One method I can imagine is to have the network look at the text in portions of say 100 characters at a time, and have one neuron for each character. But how would I represent the character as a number to the network? Using the unicode integer number value for the character doesn’t seem like a good idea.

2 Answers

So, the main question is about how to represent the Chinese characters in your Chinese word segmentation task.

Since effectively these characters are non-ordinal categorical variables, we would represent these as one hot encodings (https://medium.com/@michaeldelsole/what-is-one-hot-encoding-and-how-to-do-it-f0ae272f1179) of dimensionality n = number of unique Chinese characters in your dataset.

Sometimes n can be very large. So in this instance, we typically have an Embedding layer, which can reduce data sparsity and collapse the number of dimensions. (https://www.tensorflow.org/api_docs/python/tf/keras/layers/Embedding#:~:text=Arguments%20%20%20%20input_dim%20%20%20,the%20embed%20...%20%202%20more%20rows%20)

Answered by shepan6 on May 1, 2021

I think there are three questions hidden here:

  1. How to encode Chinese (and potentially other) characters themselves?
  2. What is an appropriate neural architecture for this?
  3. How to feed these characters to a neural network?

Let's address them one by one:

How to encode characters

The typical way to encode discrete elements like in this case is to use a closed dictionary. In this case the elements to be encoded are characters, so we should:

  1. Take our training data and extract all possible characters present there (potentially Chinese characters, roman numerals, and other foreign alphabet letters that were present in the data, like Latin or Cyrillic letters)

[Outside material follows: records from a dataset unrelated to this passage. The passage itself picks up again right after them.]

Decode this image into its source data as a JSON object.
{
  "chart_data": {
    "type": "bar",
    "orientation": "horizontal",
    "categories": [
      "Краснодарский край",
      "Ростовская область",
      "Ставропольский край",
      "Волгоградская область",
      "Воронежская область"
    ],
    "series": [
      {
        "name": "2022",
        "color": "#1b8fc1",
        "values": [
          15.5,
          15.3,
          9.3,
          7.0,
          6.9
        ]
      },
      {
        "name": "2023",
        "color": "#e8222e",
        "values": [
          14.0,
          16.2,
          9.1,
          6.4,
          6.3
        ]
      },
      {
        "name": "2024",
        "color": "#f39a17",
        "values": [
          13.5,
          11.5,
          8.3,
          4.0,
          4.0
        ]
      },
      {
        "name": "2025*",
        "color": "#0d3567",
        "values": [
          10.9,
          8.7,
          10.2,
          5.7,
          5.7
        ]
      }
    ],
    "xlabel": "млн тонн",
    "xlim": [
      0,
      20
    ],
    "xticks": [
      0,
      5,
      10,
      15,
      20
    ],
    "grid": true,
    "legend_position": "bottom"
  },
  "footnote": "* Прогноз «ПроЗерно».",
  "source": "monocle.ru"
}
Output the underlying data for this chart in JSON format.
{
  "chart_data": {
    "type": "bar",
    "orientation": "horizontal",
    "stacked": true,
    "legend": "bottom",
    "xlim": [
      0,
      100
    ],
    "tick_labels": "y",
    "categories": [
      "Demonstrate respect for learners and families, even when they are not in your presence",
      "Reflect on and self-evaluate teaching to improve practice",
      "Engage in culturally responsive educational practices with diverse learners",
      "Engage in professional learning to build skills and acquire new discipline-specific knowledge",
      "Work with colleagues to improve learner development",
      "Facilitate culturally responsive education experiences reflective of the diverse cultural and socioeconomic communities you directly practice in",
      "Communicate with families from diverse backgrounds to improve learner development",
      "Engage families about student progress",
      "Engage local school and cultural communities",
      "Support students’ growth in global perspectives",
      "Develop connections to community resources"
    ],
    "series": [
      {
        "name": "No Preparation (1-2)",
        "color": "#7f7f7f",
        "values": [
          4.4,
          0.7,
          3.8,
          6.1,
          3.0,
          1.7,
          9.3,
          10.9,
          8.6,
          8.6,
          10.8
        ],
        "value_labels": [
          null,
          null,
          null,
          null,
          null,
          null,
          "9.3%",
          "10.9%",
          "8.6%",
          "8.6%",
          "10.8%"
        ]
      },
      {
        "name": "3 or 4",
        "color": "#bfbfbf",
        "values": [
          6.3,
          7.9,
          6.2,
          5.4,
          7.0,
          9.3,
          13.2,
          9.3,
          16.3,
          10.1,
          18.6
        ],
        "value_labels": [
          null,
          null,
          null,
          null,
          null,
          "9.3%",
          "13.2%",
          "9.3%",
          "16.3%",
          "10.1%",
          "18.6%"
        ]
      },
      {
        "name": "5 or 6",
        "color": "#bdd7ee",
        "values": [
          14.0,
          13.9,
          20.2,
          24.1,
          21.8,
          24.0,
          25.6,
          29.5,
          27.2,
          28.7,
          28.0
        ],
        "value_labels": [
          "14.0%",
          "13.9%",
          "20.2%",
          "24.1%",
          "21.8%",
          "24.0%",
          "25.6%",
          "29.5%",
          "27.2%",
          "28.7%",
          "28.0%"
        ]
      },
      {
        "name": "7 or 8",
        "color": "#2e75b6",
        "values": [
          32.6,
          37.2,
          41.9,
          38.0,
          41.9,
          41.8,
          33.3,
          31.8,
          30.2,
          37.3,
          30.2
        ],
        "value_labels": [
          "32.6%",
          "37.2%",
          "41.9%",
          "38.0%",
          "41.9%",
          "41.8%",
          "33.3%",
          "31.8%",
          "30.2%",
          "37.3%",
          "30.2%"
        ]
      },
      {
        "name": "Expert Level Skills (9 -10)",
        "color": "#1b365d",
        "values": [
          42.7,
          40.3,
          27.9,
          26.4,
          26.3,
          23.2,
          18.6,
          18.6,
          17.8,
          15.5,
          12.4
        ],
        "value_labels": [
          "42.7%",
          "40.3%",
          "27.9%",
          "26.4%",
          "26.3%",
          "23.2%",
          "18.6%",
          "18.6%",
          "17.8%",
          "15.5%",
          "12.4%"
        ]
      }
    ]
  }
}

  2. Create a list with the $N$ most frequent ones. In order to dimension $N$ appropriately, we should take into account that current neural network architectures won't be able to handle more than 50K elements.

Neural Architecture

Given that this problem can be formulated similarly to a language modeling task, I would say that the most appropriate architectures would be LSTM/GRU, 1D Convolutional networks, and the Transformer (or one of its variants). As we may benefit if our architecture can handle infinite context, then I would say that the choice is between LSTMs and TransformerXL. I think that word segmentation should not require very heavy processing, so I would go for an LSTM, which is very light at inference time.

As the characters are discrete, the first layer of the network would be an Embedding layer to encode the discrete characters as continuous vectors. The size of these vectors is a hyperparameter whose value we should decide.

The output of the network could be a 1 at the character positions that start a word and 0 at the other positions.

How to feed the characters to the neural network

Given that we proposed to use a neural architecture that can handle infinite context, then we should support it also in the input data preparation, i.e. by using Truncated Back-Propagation Through Time (TBPTT) if we chose LSTMs, in the style of normal language models, where we prepare the minibatches so that we can take the last hidden state of a batch and use it for the initialization of the next one.